Heron duo at Lackawaxen
September 4, 2013 —
Herons in our region can be found just about anywhere there is water. Lakes, ponds and rivers all have the potential of providing good habitat for herons as well as other aquatic bird species. Herons are hunters, and their diet consists mostly of fish, with some amphibians, insects and even small mammals rounding out the fare. Herons are somewhat shy of humans and will fly off if approached too closely by persons on foot, or in watercraft. During an early evening in August however, two of the more common species of heron made an appearance on the river and provided some close looks for the people at the Lackawaxen boat access area on the Delaware River just before sunset.
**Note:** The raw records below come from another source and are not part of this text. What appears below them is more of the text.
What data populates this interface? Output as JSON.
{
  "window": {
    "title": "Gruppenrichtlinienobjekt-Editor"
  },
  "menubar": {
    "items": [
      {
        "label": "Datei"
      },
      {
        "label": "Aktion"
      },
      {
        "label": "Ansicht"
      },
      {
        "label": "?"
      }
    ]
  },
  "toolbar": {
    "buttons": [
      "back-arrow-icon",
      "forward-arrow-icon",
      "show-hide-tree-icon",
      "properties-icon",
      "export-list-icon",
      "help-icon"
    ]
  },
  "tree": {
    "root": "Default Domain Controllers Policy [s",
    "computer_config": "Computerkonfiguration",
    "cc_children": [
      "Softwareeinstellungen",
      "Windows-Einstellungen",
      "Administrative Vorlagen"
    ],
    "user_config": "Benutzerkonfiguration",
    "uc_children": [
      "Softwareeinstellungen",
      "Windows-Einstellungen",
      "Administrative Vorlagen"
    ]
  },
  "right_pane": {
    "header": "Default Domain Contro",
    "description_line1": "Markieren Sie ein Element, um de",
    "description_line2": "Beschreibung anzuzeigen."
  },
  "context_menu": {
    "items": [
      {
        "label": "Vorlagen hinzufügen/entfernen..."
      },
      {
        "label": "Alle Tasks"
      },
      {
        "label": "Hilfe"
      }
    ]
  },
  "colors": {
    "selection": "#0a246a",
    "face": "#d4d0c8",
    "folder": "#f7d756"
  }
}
First to make an appearance was a green heron. This crow-sized heron, much smaller than the often seen great blue heron, was spotted barely 50 feet from a videographer whom I was helping to locate eagles to film. This immature green heron appeared to be very focused on foraging for prey along the river bank and did not pay any mind to the small group of people nearby; we kept our distance and did not make any sudden moves. Green herons are masters of stealth when looking for prey in the water and will stand motionless until an unsuspecting fish gets too close and is captured by a quick thrust of the heron’s bill. In the wild, green herons can be easily overlooked if they are perched in trees as they often do when not foraging. Their dark color and small size give them the ability to be inconspicuous.
About 20 minutes later, the larger of the afternoon’s heron duo came into the boat launch area and provided some close looks for a few people still at the access area. It was a great blue heron that had come to forage after being previously spotted on the far side of the river, and it did not seem to be perturbed by the people in the parking area. The great blue heron is the largest of North American herons and is usually easy to spot. They are also stealthy hunters of fish and other small critters that have the misfortune to come within the reach of their long bills. An excellent video taken of this bird, taken by Christopher King, can be found at vimeo.com/72869933.